In a piece cleverly titled “Chronic fatigue syndrome activists launch ‘uprising’ from their beds” Al Jazeera recently featured two video interviews with Jen Brea of the ‘Canary in a Coal Mine’ film project.
Not only were the interviews moving, but Al Jazeera created a short, but good article on chronic fatigue syndrome, quickly noting how scare funding is, that there are no approved treatments, and bringing in Dr.
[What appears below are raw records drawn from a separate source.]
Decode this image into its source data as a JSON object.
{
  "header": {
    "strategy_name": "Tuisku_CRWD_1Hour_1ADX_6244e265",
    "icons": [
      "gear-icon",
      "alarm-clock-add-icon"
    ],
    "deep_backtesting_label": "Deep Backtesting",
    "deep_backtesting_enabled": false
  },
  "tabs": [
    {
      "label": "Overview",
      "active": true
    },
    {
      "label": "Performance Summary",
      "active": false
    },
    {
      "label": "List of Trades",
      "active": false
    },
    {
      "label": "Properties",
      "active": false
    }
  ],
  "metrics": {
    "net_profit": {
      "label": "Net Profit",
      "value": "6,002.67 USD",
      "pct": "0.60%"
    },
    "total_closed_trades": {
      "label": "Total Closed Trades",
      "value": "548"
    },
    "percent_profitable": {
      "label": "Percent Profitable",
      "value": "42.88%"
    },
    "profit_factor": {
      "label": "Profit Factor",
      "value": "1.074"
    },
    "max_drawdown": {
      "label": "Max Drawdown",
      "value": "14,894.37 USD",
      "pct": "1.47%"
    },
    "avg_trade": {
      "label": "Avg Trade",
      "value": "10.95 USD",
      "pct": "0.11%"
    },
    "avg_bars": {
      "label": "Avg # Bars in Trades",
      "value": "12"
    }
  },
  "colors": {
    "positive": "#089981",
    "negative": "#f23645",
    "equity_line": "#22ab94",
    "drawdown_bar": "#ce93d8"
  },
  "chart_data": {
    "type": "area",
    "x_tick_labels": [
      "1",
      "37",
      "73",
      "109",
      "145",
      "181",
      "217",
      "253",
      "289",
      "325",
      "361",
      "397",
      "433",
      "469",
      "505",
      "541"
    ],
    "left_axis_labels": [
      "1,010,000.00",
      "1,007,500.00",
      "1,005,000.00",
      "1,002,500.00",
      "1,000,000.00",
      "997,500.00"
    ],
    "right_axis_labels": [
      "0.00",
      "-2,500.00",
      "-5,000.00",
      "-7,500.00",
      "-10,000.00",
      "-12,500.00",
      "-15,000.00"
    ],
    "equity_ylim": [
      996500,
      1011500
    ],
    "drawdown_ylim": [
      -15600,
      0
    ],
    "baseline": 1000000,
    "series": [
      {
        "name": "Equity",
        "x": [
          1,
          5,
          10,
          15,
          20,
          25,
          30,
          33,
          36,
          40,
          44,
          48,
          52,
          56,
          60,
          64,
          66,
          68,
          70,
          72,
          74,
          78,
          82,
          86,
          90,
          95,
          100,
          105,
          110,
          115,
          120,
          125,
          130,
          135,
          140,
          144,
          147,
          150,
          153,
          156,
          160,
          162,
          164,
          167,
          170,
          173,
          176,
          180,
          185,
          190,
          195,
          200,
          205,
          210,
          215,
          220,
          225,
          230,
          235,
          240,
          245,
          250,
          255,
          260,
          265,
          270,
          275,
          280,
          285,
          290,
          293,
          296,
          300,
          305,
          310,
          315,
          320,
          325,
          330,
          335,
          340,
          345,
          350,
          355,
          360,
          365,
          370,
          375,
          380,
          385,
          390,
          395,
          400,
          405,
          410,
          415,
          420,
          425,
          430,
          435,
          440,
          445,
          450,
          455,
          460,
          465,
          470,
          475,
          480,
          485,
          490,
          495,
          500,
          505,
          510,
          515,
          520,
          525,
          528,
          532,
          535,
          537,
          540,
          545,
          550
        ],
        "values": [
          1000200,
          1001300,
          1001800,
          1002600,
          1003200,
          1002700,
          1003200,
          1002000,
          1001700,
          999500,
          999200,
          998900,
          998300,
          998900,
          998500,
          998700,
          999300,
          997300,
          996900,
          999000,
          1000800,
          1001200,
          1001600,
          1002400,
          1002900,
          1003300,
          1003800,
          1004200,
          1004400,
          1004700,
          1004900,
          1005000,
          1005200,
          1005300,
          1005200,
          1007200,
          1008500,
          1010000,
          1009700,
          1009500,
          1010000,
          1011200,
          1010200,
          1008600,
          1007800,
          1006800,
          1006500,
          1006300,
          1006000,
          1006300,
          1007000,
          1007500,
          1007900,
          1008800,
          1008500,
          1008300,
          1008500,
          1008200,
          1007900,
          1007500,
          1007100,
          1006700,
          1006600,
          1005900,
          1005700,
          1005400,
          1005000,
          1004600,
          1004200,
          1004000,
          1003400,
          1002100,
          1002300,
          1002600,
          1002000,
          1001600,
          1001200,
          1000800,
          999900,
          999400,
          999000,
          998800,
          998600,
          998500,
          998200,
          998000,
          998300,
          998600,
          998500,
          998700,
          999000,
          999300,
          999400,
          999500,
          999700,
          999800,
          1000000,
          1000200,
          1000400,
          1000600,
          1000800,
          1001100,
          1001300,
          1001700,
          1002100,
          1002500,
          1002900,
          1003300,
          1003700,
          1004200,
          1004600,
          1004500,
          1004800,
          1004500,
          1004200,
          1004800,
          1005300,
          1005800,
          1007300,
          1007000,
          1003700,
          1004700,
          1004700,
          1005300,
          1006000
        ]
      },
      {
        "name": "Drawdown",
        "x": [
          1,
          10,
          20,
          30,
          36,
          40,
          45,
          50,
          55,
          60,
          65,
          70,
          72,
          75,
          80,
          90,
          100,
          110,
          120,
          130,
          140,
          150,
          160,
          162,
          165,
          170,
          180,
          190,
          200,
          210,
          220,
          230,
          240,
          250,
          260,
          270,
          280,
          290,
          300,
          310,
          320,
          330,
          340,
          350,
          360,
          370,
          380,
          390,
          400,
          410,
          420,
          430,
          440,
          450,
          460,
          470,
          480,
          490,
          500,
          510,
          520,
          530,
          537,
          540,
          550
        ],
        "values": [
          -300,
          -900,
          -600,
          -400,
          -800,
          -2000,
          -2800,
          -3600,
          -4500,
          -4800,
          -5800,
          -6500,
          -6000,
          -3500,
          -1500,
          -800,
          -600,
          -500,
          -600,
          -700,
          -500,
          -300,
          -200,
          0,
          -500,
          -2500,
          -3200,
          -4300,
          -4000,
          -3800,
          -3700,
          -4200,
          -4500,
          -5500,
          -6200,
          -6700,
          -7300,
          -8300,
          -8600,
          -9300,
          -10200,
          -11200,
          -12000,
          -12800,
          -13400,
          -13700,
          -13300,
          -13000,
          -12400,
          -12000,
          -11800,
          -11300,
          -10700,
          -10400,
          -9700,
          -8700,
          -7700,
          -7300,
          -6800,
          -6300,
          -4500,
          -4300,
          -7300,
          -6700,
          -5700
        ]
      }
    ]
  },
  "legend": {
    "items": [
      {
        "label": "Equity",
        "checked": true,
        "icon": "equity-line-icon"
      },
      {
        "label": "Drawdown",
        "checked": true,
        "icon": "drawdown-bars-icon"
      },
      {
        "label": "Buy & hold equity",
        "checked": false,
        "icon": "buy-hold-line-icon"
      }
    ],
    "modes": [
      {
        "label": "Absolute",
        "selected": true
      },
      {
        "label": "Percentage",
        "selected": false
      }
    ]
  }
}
Nancy Klimas to state
“It’s been a very, very small budget …I had looked up male pattern baldness … $18 million for male pattern baldness [but only] $3 million for chronic fatigue syndrome, an illness that affects 1 million people in this country that has at least 25 percent of them out of work and on disability.”
Jen’s husband, Wasow, strikingly juxtaposed life before and after ME/CFS when he described a vital young woman “in constant motion”, who “took the world on with both hands”, who now, three years after becoming ill, is still taking on the world, but from her bed mostly, and who usually leaves the house in a wheelchair.
With the media coverage the Canary in a Coal Mine effort has gotten, the effort is already altering the public’s perception of ME/CFS.
Called the ‘most ambitious American television news channel’ effort since Fox News, Al Jazeera features 14 hours of news a day, documentaries and fewer commercials than any other news channel. The International Academy of Arts and Sciences voted it one of the five best news web sites. Al Jazeera has said its focus on ‘serious journalism’ will allow it to stand out.